The 'close' value defines how much difference is considered 'good enough' to be a match. If the difference between the search value and the captured value is less than this amount, it will be considered an exact match.

Match Types

The 'type' value defines how the comparison should be performed.

equalonly

When matching Equal Only, the condition becomes a simple yes/no rather than a multiplier - the score will be 0 for an exact match, or the 'mult' value if it's anything else.

This is the ideal method when comparing strings or discrete values.

preference

This indicates that you'd prefer values close to a particular target. Think of it as being able to specify a default search value for when users forget to do so.
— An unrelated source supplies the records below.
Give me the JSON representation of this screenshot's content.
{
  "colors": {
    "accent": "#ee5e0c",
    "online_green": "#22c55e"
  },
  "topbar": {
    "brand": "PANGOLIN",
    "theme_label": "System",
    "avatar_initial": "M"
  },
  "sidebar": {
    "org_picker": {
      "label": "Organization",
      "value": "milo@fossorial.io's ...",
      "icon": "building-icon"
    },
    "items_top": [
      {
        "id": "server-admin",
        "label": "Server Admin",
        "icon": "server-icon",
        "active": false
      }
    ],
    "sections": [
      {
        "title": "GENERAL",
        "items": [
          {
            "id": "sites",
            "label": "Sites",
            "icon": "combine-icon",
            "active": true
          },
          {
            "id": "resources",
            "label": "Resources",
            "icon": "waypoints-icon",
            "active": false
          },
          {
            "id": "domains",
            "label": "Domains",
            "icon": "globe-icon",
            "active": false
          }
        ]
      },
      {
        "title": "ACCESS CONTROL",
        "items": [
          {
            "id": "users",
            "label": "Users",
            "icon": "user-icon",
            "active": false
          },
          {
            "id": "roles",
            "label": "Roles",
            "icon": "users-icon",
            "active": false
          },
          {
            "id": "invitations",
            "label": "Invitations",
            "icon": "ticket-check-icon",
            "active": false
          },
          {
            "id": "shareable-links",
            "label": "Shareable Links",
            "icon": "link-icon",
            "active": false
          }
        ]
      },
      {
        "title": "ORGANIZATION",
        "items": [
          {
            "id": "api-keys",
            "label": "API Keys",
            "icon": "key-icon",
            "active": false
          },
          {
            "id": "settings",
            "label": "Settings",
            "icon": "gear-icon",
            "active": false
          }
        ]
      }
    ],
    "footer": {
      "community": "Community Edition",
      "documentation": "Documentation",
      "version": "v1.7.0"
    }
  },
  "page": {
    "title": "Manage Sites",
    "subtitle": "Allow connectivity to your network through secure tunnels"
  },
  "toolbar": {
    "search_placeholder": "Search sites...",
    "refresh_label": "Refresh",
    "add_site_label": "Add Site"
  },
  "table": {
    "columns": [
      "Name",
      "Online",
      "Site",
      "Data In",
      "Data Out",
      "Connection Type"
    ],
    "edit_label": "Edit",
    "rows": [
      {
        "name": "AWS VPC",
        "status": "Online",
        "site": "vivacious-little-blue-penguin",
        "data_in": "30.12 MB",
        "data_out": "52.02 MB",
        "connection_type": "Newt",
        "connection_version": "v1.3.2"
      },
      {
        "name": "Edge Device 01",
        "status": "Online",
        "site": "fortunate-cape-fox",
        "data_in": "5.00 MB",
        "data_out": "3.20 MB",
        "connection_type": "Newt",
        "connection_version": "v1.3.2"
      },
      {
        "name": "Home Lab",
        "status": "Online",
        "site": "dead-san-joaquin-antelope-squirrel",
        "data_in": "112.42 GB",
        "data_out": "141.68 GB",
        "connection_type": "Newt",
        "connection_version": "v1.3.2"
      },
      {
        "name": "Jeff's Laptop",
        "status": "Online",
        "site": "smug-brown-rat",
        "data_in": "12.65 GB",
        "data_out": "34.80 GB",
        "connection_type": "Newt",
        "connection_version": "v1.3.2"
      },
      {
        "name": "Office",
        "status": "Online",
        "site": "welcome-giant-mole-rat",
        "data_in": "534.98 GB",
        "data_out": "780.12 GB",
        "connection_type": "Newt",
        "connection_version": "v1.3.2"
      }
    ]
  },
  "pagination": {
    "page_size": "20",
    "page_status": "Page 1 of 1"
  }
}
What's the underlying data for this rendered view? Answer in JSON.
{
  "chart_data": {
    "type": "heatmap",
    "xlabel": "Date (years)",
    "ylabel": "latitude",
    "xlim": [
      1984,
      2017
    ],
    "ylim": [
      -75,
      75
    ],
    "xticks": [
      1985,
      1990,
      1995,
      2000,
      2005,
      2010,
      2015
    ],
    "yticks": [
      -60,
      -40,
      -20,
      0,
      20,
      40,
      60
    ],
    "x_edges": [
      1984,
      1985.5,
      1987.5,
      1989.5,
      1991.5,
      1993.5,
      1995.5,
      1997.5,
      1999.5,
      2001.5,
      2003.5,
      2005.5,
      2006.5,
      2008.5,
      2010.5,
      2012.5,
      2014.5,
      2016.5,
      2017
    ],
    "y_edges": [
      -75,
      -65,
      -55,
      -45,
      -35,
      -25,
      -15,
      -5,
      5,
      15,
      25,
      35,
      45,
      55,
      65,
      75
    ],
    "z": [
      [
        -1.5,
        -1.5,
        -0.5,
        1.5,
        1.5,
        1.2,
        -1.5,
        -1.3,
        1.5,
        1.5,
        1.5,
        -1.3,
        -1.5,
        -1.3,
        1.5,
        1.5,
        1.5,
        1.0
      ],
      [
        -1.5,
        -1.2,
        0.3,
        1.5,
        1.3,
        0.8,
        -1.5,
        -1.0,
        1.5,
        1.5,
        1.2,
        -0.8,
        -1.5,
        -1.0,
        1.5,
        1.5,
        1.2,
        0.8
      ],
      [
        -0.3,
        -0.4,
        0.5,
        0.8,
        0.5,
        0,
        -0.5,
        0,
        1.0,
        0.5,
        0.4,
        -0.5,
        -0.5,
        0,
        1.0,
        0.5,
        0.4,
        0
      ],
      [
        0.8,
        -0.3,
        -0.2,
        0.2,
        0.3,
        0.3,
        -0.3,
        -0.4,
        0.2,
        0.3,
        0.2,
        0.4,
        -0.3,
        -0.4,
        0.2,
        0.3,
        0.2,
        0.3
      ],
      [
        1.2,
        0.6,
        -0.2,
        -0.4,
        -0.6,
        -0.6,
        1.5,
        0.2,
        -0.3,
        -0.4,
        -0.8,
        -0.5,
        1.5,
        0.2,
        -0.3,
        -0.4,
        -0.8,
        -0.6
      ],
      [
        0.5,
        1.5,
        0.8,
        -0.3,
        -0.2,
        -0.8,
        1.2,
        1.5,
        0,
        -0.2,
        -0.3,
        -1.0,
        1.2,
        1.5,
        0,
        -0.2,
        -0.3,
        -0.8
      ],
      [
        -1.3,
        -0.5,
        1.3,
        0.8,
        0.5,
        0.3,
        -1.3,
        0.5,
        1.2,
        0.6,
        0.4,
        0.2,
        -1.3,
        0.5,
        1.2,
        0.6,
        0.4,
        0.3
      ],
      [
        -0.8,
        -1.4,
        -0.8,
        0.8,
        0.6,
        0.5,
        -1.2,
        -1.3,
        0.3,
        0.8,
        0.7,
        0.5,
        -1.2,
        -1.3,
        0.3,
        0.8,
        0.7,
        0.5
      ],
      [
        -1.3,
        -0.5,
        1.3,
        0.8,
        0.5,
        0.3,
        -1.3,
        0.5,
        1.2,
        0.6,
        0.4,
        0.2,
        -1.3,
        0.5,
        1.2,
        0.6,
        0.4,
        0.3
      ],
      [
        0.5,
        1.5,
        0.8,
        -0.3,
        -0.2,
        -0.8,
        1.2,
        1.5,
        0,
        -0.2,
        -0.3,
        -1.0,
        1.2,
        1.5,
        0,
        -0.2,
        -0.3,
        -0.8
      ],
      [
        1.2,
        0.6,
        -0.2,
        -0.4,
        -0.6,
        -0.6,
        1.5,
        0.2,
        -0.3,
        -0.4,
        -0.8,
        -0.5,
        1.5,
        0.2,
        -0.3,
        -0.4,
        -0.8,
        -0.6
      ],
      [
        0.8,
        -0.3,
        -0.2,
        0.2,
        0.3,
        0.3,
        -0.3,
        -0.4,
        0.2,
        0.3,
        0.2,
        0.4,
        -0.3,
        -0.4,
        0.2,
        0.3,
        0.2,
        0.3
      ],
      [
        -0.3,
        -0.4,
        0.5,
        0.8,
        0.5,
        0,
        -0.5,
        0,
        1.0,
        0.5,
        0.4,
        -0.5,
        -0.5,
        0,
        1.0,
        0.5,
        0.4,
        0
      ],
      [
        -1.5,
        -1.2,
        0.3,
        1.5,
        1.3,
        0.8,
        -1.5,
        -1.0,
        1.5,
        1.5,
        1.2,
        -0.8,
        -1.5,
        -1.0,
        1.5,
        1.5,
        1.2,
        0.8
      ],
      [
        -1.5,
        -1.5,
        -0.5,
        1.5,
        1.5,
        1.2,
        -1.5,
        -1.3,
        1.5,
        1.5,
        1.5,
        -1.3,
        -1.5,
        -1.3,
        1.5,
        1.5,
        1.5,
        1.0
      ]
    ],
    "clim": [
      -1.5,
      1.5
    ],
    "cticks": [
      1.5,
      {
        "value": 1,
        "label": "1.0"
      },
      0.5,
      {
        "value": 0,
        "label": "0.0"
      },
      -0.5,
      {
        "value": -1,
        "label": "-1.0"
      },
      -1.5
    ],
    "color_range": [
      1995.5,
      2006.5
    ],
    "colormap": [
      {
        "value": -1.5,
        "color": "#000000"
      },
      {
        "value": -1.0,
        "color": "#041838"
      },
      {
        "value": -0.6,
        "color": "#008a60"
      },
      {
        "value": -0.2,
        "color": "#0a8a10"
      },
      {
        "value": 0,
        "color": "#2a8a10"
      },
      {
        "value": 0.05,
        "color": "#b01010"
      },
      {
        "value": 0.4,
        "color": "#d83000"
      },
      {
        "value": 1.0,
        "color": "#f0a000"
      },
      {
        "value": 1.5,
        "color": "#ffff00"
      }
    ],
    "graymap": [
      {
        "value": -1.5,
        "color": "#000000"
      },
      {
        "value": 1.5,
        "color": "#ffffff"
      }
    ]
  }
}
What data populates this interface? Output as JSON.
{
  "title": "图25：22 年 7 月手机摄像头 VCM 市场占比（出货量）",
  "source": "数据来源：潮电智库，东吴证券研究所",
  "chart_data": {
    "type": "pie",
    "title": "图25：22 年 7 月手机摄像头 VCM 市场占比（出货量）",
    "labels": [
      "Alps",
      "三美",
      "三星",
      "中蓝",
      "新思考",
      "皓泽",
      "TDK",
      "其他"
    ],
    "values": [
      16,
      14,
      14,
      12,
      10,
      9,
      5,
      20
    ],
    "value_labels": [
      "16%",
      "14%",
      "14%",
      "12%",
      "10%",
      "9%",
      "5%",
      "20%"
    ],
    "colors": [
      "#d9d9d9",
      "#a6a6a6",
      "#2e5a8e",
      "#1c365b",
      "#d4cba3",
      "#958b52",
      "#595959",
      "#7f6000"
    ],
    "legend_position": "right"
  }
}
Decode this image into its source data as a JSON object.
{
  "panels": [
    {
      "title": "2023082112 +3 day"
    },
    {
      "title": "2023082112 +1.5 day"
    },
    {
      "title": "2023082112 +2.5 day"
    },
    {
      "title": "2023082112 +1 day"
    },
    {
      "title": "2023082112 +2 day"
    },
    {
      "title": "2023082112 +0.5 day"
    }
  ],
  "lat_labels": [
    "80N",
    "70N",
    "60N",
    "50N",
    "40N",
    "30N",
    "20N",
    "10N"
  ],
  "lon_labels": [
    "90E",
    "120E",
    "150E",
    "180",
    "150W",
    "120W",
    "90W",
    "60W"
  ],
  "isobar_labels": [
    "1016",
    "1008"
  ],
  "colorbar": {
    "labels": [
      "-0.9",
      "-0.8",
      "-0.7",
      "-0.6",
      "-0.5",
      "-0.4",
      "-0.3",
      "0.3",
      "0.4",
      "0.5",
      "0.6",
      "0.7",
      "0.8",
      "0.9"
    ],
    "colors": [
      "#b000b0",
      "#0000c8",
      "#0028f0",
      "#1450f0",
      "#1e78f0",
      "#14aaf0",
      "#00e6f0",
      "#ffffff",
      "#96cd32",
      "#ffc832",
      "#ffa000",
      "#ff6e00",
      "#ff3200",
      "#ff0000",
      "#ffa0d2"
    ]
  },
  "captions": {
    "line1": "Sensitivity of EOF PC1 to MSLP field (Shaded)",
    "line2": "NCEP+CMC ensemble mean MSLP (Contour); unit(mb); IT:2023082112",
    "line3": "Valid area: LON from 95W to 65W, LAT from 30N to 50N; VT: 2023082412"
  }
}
For example, you might want to always give priority to the fastest result - if the search finds several very similar matches, we want to use the one that was quickest.

The following rule will do that…

   "Paint Line.Speed - Actual": {
      "type": "preference",
      "mult": 0.2,
      "target": 300 
   }	

The target attribute specifies what value you're hoping to achieve. In this case, a small amount will be added to the score whenever the speed is not 300.

It's often a good idea to give these very small 'mult' values - otherwise an unexpected or noisy signal might cause issues.